Title: The Titan
Directed by: Lennart Ruff
Do modern trailers give away too much? The Titan, a direct-to-Netflix sci fi movie by some guy (seriously, this is the only recognizable thing on Lennart Ruff's IMDB page--though he seems to have been more active in German cinema), poses an interesting problem on this score.
Here is the trailer for The Titan: On an environmentally-devastated Earth, a soldier (either Sam Worthington or Channing Tatum) is subjected to genetic modifications intended to make him able to survive on Saturn's moon of Titan. His wife (Taylor Schilling) worries that the unscrupulous scientist leading the program (Tom Wilkinson) is going too far.
Here is the actual plot of The Titan: On an environmentally-devastated Earth, a soldier (either Sam Worthington or Taylor Kitsch ... possibly Jai Courtney?) is subjected to genetic modifications intended to make him able to survive on Saturn's moon of Titan. His wife (Taylor Schilling) worries that the unscrupulous scientist leading the program (Tom Wilkinson) is going too far.

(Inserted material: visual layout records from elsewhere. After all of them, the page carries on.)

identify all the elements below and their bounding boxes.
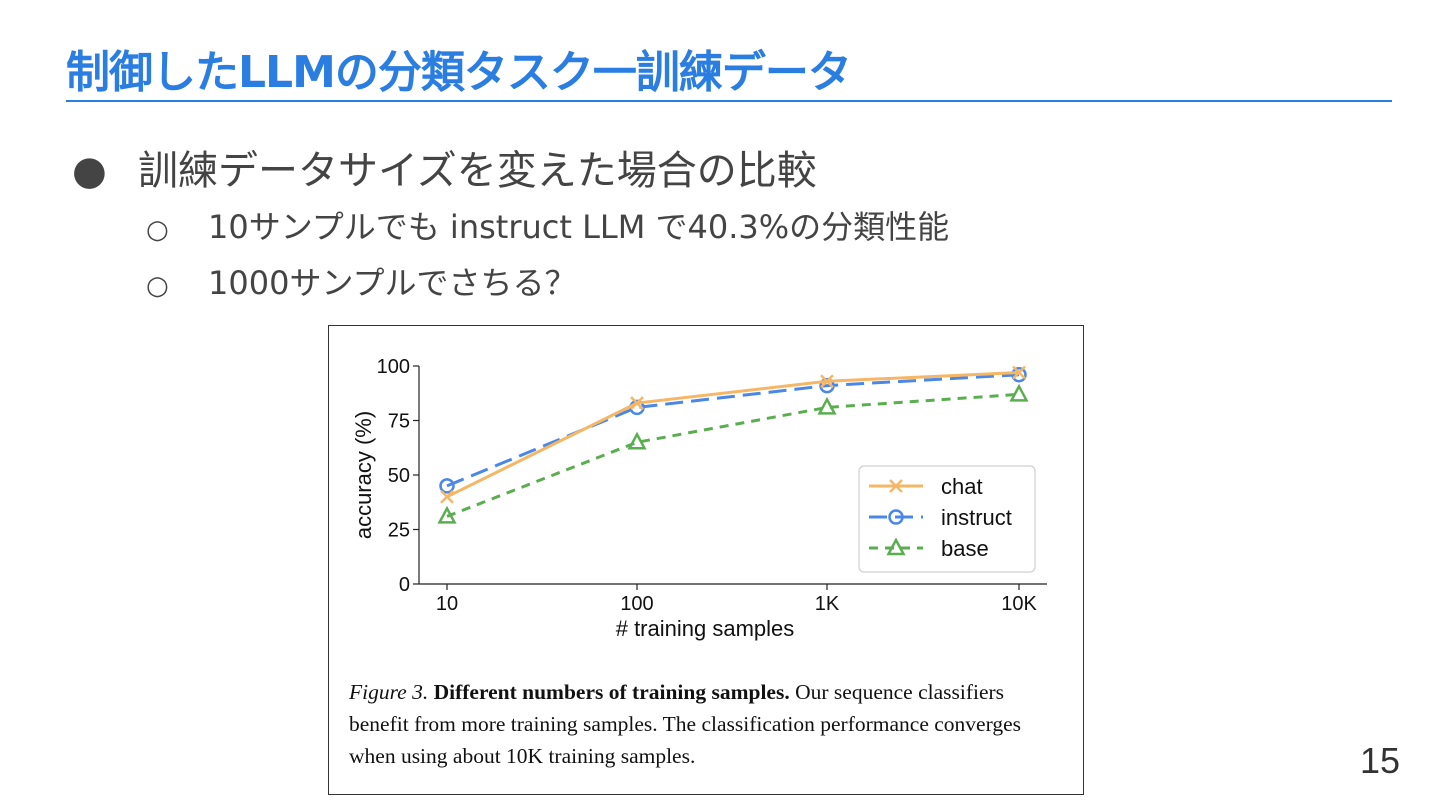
bullet-dot-icon: ● bbox=[72, 148, 107, 194]
legend-entry-instruct: instruct bbox=[869, 505, 1012, 530]
x-tick-label: 100 bbox=[620, 593, 653, 615]
y-tick-label: 100 bbox=[377, 356, 410, 378]
bullet-sub-1-text: 10サンプルでも instruct LLM で40.3%の分類性能 bbox=[208, 208, 950, 246]
y-axis-label: accuracy (%) bbox=[351, 411, 376, 539]
data-point-chat bbox=[820, 374, 834, 389]
legend-marker bbox=[888, 509, 904, 525]
data-point-base bbox=[627, 431, 647, 450]
data-point-base bbox=[817, 396, 837, 415]
y-tick-label: 0 bbox=[399, 574, 410, 596]
figure-caption: Figure 3. Different numbers of training … bbox=[349, 676, 1069, 772]
x-tick-label: 1K bbox=[815, 593, 840, 615]
bullet-sub-1: ○ 10サンプルでも instruct LLM で40.3%の分類性能 bbox=[146, 202, 949, 248]
legend-entry-base: base bbox=[869, 536, 989, 561]
data-point-chat bbox=[440, 489, 454, 504]
legend-marker bbox=[886, 537, 906, 556]
series-line-instruct bbox=[446, 373, 1020, 488]
caption-bold: Different numbers of training samples. bbox=[433, 680, 790, 704]
slide-title: 制御したLLMの分類タスク一訓練データ bbox=[66, 47, 852, 98]
y-tick-label: 50 bbox=[388, 465, 410, 487]
y-tick-label: 25 bbox=[388, 520, 410, 542]
data-point-instruct bbox=[819, 377, 835, 394]
bullet-main-text: 訓練データサイズを変えた場合の比較 bbox=[138, 148, 817, 194]
page-number: 15 bbox=[1360, 740, 1401, 781]
legend-entry-chat: chat bbox=[869, 474, 983, 499]
bullet-circle-icon: ○ bbox=[146, 215, 169, 245]
bullet-sub-2-text: 1000サンプルでさちる？ bbox=[208, 264, 577, 302]
legend-box bbox=[858, 465, 1036, 573]
data-point-chat bbox=[1012, 365, 1026, 380]
title-divider bbox=[66, 100, 1392, 102]
data-point-chat bbox=[630, 396, 644, 410]
bullet-sub-2: ○ 1000サンプルでさちる？ bbox=[146, 258, 576, 304]
legend-label: instruct bbox=[941, 505, 1012, 530]
data-point-instruct bbox=[439, 478, 455, 494]
data-point-instruct bbox=[1011, 366, 1027, 383]
legend-marker bbox=[889, 479, 903, 493]
figure-box: 0 25 50 75 100 10 100 1K 10K # training samples ac… bbox=[328, 325, 1084, 795]
caption-text: Our sequence classifiers benefit from mo… bbox=[349, 680, 1022, 768]
legend-label: base bbox=[941, 536, 989, 561]
legend-label: chat bbox=[941, 474, 983, 499]
series-line-base bbox=[446, 392, 1020, 518]
bullet-circle-icon: ○ bbox=[146, 271, 169, 301]
x-axis-label: # training samples bbox=[616, 616, 795, 641]
caption-label: Figure 3. bbox=[349, 680, 429, 704]
series-line-chat bbox=[446, 371, 1020, 499]
data-point-base bbox=[1009, 383, 1029, 402]
data-point-base bbox=[437, 505, 457, 524]
x-tick-label: 10 bbox=[436, 593, 458, 615]
x-tick-label: 10K bbox=[1001, 593, 1037, 615]
accuracy-chart: 0 25 50 75 100 10 100 1K 10K # training samples ac… bbox=[351, 356, 1047, 641]
bullet-main: ● 訓練データサイズを変えた場合の比較 bbox=[72, 138, 817, 196]
y-tick-label: 75 bbox=[388, 411, 410, 433]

It is, in other words, a movie impossible for the trailer (or this review) not to spoil, a movie that does literally nothing surprising, interesting or original with its premise. This is easily one of the dumbest "cerebral" movies I've watched in ages.
Not only is the plot completely linear and utterly obvious, is it also direly lacking in any kind of meaningful conflict. The Earth is dying. Requisite mad scientist dreams of genetically engineering people to live on Titan. So, right away, his up-front stated intention is to genetically modify people. His secret, dastardly plan is ... to genetically modify people. But, like, more.

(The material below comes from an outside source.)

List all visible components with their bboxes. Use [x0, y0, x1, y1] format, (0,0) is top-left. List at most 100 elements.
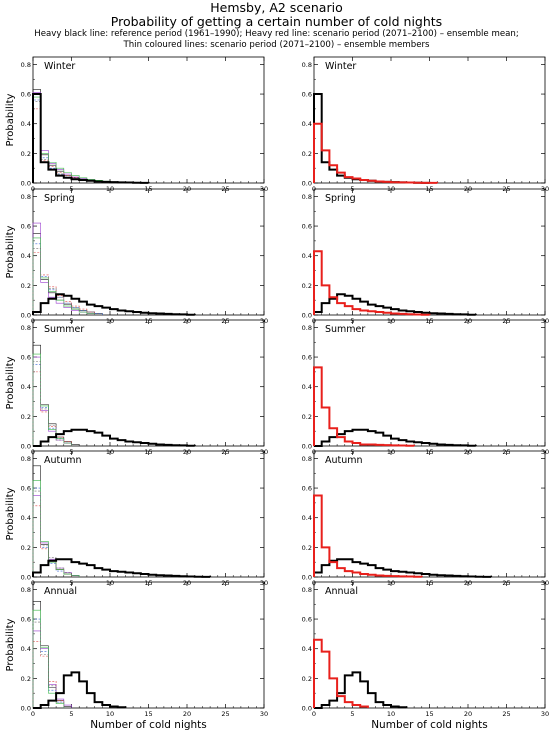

The movie starts off with the expected beats--the set up, initial happy scenes as Sam (Rick) and the other 'pioneers' revel in their new abilities, followed by a descent into madness and despair as the real cost of the transformation becomes apparent and then ... um, short chase, easily captured, short chase, easily captured, but then not, for some reason. Our hero Rick (Sam) escapes the clutches of the evil scientists who wanted to send him to Titan, and instead aligns with the good scientists, who send him to Titan! Score one for the little guy. Roll credits.
Characterization is pretty bare-bones. Sam (Rick) loves his wife and kid. Wife loves him. Evil scientist is evil. Within such stick-figure roles it seems a shame to complain about acting, so all I can say is they're fine, Tom Wilkinson's BBC tones are a joy to listen to but also a reminder that "bad guy speaks with a British accent" is exactly how stupid this movie is.
There's potential here, I think, some different ways you could have gone with this idea. Body horror as Rick (Sam) slowly realizes the changes that are turning him into something alien, or is driven mad by the process. Or maybe a morality play, asking: Is it ethical to save the human race if it means turning us into something inhuman? Would you be willing to make that choice? But nope, instead they go the dumbest, most obvious evil-science take on the concept. The genetic treatment is painted as outright evil, because the big scientist lied, and lying is wrong. Thank you, elementary school ethics class.
Star lab rat Rick (Sam) -- or quite possibly Sam (Rick) -- undergoes agony as he is slowly transformed into a human-alien hybrid, but he does not lie, or do violence, or actually do anything other than suffer, which makes him good and the savior of the human race. Not the mad scientist who actually made his transformation possible, mind you, but the guinea pig, the guy who just sat there and was injected with shit--him, he's the hero.
So, consider yourself spoiled. And warned: this Titan is an intellectual midget.